University careers advisors say that many top companies, including IBM, Marks and Spencer and Sainsbury's, are creating new employment opportunities and widening the recruitment field for graduates from old and new universities.

While some city firms and merchant banks with a tradition of taking on only a small number of graduates each year had stuck to their old recruitment habits and looked no further than the "top ten" old universities, most big companies were prepared to consider any graduate with the kind of personal qualities and experience necessary to succeed in business and industry.

Margaret Wallace, AGCAS president, said some firms had withdrawn from the annual talent-spotting milk round and were relying on contacts made through previously successful recruitment drives.

But she added: "Any sensible recruiter will be saying we will take talent wherever it comes from.
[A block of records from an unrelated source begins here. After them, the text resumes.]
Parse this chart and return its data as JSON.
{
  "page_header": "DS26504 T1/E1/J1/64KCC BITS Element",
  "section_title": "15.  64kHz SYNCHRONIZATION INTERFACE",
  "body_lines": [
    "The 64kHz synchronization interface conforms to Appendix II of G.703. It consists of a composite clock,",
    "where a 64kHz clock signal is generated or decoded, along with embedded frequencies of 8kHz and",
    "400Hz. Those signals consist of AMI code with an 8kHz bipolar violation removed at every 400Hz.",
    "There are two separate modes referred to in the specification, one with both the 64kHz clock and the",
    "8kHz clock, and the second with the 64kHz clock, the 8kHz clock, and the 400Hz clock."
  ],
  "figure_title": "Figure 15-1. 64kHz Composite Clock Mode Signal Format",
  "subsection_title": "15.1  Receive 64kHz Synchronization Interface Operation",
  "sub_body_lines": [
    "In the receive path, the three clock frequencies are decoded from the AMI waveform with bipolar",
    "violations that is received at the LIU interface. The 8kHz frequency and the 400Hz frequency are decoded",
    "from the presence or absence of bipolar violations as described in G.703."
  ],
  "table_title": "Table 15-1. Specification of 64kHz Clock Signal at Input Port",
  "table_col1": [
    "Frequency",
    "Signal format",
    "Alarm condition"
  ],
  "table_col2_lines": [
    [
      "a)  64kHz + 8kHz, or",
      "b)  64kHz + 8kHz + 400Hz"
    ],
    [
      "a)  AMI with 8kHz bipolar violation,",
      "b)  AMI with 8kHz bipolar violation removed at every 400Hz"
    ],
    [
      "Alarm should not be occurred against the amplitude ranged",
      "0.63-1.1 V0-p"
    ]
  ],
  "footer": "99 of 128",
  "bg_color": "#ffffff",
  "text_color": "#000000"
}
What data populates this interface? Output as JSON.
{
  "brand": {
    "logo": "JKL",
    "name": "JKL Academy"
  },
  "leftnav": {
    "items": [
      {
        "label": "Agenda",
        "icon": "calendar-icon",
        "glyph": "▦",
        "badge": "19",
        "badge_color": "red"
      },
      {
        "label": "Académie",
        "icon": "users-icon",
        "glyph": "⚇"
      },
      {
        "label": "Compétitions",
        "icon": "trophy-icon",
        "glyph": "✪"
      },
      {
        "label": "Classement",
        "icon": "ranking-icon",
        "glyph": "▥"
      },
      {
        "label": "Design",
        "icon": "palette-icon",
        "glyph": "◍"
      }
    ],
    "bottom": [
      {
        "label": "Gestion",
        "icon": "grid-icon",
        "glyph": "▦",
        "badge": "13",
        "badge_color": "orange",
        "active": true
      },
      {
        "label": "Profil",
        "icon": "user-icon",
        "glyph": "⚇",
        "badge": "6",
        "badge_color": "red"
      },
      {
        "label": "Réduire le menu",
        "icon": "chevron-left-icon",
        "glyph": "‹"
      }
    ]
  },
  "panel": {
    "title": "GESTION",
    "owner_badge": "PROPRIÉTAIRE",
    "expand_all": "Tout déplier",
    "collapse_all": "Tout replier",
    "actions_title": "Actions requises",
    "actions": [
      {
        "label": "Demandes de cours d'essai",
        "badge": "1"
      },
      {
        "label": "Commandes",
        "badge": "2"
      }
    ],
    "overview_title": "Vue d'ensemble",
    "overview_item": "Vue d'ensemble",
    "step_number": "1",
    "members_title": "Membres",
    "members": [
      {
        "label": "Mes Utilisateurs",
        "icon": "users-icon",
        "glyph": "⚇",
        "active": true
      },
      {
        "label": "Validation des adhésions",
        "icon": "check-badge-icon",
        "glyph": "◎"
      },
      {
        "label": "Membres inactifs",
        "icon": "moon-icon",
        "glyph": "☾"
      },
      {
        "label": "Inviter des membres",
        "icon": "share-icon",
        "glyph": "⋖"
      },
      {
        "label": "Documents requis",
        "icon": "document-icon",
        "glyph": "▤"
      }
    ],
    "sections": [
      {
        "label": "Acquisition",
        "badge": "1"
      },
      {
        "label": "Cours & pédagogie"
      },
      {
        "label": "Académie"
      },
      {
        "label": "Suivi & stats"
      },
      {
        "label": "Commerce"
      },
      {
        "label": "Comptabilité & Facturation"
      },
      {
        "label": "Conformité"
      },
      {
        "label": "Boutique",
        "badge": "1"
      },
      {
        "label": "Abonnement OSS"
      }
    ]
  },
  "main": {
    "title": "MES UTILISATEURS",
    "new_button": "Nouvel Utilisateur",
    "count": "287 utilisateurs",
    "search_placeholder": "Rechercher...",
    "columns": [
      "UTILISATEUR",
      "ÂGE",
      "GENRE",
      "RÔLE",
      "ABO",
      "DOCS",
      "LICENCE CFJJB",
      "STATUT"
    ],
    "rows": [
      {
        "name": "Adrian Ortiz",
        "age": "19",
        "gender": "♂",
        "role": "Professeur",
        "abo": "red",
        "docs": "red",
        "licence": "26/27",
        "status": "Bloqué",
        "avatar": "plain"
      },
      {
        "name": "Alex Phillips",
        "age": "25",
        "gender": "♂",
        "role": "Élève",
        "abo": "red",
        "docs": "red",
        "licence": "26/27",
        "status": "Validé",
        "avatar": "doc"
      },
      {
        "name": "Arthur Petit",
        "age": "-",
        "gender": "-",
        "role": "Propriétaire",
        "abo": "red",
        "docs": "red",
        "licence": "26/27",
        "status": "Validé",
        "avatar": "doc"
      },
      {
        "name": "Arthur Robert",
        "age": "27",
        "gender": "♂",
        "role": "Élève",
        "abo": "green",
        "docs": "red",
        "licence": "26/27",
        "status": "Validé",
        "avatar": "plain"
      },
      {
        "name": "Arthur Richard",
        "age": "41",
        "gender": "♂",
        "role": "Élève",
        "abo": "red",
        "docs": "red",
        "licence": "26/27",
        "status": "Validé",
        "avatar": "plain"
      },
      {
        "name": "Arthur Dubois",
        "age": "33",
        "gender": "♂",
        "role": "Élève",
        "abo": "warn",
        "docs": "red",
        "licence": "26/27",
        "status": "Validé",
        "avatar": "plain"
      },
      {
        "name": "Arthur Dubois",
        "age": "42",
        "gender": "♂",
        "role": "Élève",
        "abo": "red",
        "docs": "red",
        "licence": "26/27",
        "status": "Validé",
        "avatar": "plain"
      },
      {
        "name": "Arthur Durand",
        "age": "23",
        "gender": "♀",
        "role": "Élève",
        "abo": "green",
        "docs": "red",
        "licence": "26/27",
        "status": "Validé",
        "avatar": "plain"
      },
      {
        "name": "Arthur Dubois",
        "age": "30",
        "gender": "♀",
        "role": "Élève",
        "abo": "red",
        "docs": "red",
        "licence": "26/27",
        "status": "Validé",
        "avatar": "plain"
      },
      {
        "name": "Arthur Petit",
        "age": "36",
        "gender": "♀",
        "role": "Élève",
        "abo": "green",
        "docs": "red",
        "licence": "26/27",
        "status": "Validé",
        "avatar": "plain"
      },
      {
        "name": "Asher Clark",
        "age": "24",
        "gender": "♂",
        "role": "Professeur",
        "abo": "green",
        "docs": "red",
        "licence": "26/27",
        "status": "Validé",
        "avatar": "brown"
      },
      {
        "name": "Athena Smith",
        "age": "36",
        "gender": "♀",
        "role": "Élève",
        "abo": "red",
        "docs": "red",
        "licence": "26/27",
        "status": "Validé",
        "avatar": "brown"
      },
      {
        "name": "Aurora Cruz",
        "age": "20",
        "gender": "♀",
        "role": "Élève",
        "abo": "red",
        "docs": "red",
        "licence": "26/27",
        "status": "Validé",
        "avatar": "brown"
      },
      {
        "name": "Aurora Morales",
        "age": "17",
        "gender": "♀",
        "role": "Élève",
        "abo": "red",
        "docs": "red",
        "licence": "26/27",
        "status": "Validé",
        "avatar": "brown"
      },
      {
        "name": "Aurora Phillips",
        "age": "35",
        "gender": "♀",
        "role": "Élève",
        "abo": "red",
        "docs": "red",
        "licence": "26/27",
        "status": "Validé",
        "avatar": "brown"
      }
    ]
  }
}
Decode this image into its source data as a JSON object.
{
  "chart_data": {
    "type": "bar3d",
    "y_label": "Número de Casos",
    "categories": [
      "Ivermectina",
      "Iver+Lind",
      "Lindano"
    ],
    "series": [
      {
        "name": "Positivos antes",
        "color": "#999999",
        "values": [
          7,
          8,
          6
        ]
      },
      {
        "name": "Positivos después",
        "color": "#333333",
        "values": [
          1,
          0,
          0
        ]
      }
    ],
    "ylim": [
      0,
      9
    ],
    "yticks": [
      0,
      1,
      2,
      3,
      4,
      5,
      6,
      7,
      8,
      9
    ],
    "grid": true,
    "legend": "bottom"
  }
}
What they may not be doing is going out of their way to solicit applications from some institutions."

Pat Raderecht, director of the Higher Education Careers Service Unit, said the graduate careers market had changed and broadened significantly in recent years.

"Graduates are now embarking on careers in areas like retailing or the police service. These are the new blue-chip graduate jobs which would never have been considered before," she said.

A spokesman for the CVCP said research had shown that more graduates from new as well as old universities were now finding employment leading to a career.

"It is utter nonsense to say graduates from new universities are being shunned. You can only draw that conclusion if you go to old city firms which only take on 20 graduates a year and are not about to change their traditional recruitment patterns," he added.